Featured artist: GREGORY PORTER

 

take me to the alley -- take me to the afflicted ones

It all begins with Gregory Porter’s immaculate voice, a rich and resonant vibrato that proclaims our better angels and men with their feet on the ground are one and the same. Both the music and message cleave to present time and the transcendental. If I were looking for the perfect OM sound – pure tone without content -- with which to tantalize the meditation novice, I would pluck and preserve from the world’s cacophony the inimitable vive voce of Gregory Porter – that’s how affecting and gratifying is this gift from the Gods.

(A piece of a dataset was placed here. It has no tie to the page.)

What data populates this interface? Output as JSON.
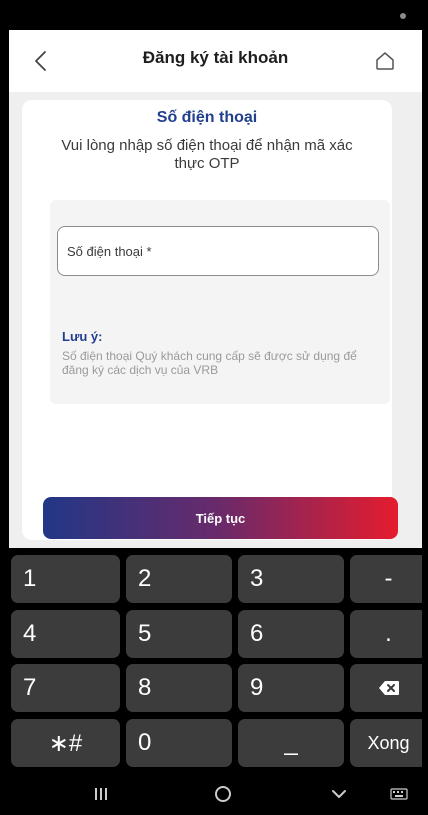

How good is the voice above and below the sweet spot? How lush and extended is it? The long and short answer is that Porter’s voice is all broadband; there is no above and below – which provides him with exceptional latitude in the solitary activity of composing. Most of the tracks are refined ballads that incorporate the vocabulary we associate with the American Songbook and straight-ahead jazz. But no matter how dynamic and grandiose, the voice is always in service of the song's architecture and arresting verticalities that reverberate like superbly laid depth charges rippling and reconfiguring both tempo and tone that in turn breathe life and form into those madly inspired beginnings from which the final product takes its shape. Of note and lasting appeal is that when Porter sings, he appeals to soul and gospel, but when his talented musicians take over and the soloing begins, the listener is abruptly shunted into the realm of pure jazz.

A study in contrast when set against the unhurried and deeply felt melodies that speak to the existential problems that afflict America, the solos delivered by Tivon Pennicott on tenor sax leave no doubt that Porter’s music is all about jazz. Pennicott, in calculated daring against the measured voice, comes on like a tempest, finding a home midway between studied dissonance and the avant garde that makes no pretense of the influence of John Coltrane. Porter graciously allows the tenor man to step out of his commanding presence, and, as the mood strikes, flirt with free-form and expressionism. Taking liberties with Mao (women hold up half the sky), the soloists (also Chip Crawford on the keys) hold up half the sound in the Porter enterprise. Most of the tracks from Take Me To The Alley offer tantalizing time-lapse synopses of the evolution of jazz from its melodic beginnings and subsequent fusions with other music, to the more frenetic present trying to make sense of the goings-on on the good planet earth as it turns. One doesn’t simply discover Gregory Porter, but a world whose concerns and consolations can only be grasped with repeated listening.

When it comes to the never-ending challenge of creating credible inroads into the esoteric world of jazz, Porter’s unusual pairing of soul and straight-no-chaser jazz is surely as good as it gets when it comes to preparing the listener to challenge his defaults. At the conclusion of his 2016 Montreal International Jazz Festival triumph, the balaclava clad Porter left no doubt that he is a major talent, and fully deserving of the recognition (Downbeat Jazz Artist and Male Vocalist of the year) that has belatedly arrived.

Porter’s repertoire and unusual mix of soundscapes satisfy on many levels, all of which reveal where his loyalties lie. He counts among those rare singers who, intentionally or otherwise, tower above and project beyond the music. His basement-deep operatic voice is much more than a means to communicate the ideas and causes he supports. As an irresistible timbre the ear turns to like charged particles to a magnet, and regardless of any song’s tempo, Porter’s persona is such that he presences like a anchor, a reassuring calm in the midst of vast betrayal and hurting. His voice is a bridge the listener wants to cross, to meet not so much the singer (half-prophet, half-healer) but himself on a higher plane, and the alternative world the music and choices Porter majestically and eloquently articulates in especially his most recent album, Take Me to the Alley.

Gregory Porter is already so accomplished it’s difficult to imagine what is to come next? More of the remarkable same, or will he reconfigure the soul-jazz balance that has been wonderfully struck and delivered? Whatever it is, we know that it will reflect Porter’s very particular sensibility and his on-going relationship with our one-world twisting and turning on axis bold as love.

As the man grows, the music grows, and every listener’s playlist is his mirror and confession.